IFC Mine Connection Via Austrian and Chinese Banks
The report’s authors describe the IFC as being linked to the project by way of equity investments made in recent years by the IFC in two large commercial banks, Austria’s Raiffeisen Bank and the Postal Savings Bank of China, which the report describes as being closely connected to the Thai firm leading the project.
In January 2014, the IFC bought US$186 million worth of shares in Raiffeisen, at a time when the bank was facing significant financial difficulties, giving the Washington-based IFC a significant stake. Shortly after this deal was completed, Raiffeisen bought a 3 percent stake in Earth Energy, which is listed on the Thai stock exchange.

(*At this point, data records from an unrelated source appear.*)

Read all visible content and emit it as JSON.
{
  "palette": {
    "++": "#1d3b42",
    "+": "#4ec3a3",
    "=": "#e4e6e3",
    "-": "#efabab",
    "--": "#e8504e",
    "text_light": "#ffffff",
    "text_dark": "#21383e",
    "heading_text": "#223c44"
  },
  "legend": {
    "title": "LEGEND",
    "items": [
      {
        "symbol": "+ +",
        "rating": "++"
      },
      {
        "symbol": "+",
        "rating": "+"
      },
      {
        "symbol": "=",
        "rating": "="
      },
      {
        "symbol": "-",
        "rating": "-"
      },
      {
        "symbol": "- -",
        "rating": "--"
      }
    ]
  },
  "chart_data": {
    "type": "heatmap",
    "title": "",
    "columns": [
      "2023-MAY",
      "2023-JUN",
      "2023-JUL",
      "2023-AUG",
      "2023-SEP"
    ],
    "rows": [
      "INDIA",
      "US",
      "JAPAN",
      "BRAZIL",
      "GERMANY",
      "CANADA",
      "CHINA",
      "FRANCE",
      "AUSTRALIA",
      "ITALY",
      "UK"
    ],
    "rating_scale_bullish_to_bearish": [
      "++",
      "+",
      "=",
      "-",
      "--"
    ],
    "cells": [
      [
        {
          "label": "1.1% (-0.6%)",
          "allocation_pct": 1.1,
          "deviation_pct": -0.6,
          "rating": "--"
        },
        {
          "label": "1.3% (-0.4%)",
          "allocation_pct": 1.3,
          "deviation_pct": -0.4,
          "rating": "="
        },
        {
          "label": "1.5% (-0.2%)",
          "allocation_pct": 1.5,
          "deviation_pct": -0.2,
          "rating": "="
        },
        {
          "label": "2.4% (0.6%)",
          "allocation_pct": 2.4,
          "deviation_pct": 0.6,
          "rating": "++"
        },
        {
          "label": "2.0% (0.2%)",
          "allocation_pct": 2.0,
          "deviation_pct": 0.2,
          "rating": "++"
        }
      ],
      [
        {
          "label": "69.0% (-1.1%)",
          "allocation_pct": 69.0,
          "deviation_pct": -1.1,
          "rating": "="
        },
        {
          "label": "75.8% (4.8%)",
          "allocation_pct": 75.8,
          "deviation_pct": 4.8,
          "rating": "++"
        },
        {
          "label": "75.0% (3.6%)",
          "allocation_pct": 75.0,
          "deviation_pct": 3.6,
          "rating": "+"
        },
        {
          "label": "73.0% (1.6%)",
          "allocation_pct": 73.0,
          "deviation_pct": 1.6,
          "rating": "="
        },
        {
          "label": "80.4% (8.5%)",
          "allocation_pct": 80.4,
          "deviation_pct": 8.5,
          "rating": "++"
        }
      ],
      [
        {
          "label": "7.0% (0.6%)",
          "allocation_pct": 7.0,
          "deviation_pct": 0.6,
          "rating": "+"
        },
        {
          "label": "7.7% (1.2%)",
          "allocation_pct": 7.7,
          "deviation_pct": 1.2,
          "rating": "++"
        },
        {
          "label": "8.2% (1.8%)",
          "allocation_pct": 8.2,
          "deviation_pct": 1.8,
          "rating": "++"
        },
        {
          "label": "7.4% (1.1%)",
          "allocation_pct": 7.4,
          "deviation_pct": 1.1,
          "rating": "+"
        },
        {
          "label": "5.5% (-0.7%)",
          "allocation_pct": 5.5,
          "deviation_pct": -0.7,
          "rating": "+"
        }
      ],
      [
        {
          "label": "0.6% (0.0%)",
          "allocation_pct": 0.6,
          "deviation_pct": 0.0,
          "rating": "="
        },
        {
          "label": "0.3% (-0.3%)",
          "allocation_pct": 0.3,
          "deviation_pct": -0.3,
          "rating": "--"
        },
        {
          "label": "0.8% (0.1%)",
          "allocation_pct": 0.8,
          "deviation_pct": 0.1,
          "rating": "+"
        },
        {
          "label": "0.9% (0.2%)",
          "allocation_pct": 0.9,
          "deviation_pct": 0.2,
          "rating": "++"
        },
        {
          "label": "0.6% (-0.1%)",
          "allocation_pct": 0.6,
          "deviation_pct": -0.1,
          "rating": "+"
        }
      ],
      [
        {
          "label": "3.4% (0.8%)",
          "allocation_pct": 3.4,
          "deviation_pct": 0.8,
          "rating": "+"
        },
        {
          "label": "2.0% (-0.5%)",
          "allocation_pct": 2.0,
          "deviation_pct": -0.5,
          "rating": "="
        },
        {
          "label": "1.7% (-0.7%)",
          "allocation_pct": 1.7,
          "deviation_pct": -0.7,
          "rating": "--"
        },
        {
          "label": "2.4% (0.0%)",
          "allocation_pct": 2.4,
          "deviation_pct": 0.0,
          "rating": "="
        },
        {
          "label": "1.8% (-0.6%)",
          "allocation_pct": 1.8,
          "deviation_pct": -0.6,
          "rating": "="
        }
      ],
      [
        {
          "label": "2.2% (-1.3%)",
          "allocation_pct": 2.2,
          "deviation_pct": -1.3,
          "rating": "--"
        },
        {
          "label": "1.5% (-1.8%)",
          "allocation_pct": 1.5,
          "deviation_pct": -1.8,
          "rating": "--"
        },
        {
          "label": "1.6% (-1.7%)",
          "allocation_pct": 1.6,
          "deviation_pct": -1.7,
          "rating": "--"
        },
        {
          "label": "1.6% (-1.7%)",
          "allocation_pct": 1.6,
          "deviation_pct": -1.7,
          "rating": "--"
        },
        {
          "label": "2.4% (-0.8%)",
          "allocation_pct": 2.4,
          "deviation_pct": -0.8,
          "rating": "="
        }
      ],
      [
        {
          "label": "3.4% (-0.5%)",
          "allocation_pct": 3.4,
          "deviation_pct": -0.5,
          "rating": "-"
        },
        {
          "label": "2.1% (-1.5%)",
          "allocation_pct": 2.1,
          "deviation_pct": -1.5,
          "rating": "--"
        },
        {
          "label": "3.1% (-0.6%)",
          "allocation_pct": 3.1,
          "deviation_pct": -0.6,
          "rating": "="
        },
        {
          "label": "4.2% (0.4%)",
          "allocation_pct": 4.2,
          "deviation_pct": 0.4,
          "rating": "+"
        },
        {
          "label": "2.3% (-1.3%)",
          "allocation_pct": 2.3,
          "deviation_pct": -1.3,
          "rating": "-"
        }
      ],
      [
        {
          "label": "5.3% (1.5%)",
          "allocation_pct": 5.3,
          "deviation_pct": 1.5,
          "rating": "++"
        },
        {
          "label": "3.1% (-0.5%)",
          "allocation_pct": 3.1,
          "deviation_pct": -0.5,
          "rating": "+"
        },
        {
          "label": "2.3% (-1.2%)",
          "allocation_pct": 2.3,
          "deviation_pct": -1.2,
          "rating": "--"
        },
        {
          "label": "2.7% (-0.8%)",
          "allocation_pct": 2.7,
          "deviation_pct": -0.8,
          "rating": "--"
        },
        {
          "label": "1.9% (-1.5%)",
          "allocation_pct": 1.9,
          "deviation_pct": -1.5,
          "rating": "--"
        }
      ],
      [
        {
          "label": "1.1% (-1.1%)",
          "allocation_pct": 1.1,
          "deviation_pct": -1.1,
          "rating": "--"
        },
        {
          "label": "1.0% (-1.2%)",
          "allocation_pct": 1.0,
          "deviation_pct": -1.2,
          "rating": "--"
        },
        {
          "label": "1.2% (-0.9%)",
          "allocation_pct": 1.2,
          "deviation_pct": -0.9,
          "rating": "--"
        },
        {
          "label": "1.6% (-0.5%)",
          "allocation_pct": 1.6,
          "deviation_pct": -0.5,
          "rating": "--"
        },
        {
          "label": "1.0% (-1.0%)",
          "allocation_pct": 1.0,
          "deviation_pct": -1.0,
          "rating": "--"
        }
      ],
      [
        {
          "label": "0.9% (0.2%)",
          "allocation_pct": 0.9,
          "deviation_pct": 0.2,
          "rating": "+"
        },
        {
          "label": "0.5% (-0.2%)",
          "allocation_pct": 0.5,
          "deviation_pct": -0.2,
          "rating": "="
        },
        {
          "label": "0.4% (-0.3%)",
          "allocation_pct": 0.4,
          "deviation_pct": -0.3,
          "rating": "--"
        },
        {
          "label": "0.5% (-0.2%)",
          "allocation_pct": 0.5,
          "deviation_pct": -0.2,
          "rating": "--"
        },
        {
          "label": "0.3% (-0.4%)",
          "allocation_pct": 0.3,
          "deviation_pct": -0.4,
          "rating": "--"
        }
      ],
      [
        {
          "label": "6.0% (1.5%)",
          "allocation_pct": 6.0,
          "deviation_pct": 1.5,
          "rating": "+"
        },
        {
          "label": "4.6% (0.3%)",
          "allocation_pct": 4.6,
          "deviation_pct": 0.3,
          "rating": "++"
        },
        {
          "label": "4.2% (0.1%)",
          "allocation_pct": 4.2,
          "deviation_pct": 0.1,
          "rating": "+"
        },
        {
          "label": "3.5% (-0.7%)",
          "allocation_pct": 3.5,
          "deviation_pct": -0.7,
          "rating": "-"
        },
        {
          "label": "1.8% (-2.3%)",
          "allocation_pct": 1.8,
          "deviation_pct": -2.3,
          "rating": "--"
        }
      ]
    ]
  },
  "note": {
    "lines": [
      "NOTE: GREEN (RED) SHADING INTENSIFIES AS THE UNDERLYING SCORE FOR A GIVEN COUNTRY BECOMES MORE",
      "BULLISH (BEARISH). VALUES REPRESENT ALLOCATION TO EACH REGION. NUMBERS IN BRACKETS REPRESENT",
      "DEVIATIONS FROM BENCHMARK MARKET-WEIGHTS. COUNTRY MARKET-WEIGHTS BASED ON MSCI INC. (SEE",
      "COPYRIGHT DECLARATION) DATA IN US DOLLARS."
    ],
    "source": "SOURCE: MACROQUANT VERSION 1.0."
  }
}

The IFC’s involvement with the Postal Savings Bank of China began in 2015 when the IFC bought a $300 million stake in the bank. Shortly after this deal was completed, the partially state-owned bank in turn co-arranged $1.5 billion in corporate bonds for four of China’s “big five” electric utility companies: Huaneng, Datang, Guodian and China Power Investment. An investors report produced by venture capital firm CM Equity cited by the Inclusive Development International report indicates that these firms are major buyers of Energy Earth’s coal.
According to the report, because the bonds that were underwritten by the Postal Savings Bank were general, the power firms would be free to use these funds to buy coal for their China-based power plants. “As such, the IFC, through its equity stake in Postal Savings Bank, appears to be channel¬ing funds that could be used for the purchase of coal from the Ban Chaung mine,” the report claimed.
In addition to drawing scrutiny from NGOs and environmentalists who frequently are at odds with much of what the IFC does, the move to invest in the Postal Savings Bank has also been questioned by the IFC’s former director Peter Woicke.
“It is unclear to me what the role is for the IFC in [the Postal Savings Bank of China]… If that [investment returns] is why you are doing it, you might as well be Goldman Sachs. But the job of the IFC is not just to be Goldman Sachs,” Woicke told the Financial Times in December 2015.
IFC told the Irrawaddy: “As has been communicated to IDI [Inclusive Development International] on numerous occasions, many of the sub-projects mentioned either pre-date or fall outside the scope of IFC’s investment with the financial institution mentioned.”
“The report is misleading in insinuating that IFC’s investments in the FIs [financial institutions] mentioned indirectly support a significant number of harmful activities. In any cases where IFC confirms non-compliance with the applicable environmental and social requirements by our FI clients, we raise these issues with our clients and seek redress,” added an IFC spokesperson.
The latter claim about steps taken by the IFC when it finds non-compliance by its clients seems to be at odds with a recent monitoring report by the IFC’s own Compliance Advisor/Ombudsman (CAO). The CAO report, which studied a sample of the IFC’s investments, found widespread systemic non-compliance by the IFC with its own policies and procedures.
The CAO report found that the “IFC does not, in general, have a basis to assess [financial intermediary] clients’ compliance with its [environmental and social] requirements,” which the CAO flagged as “highly problematic.”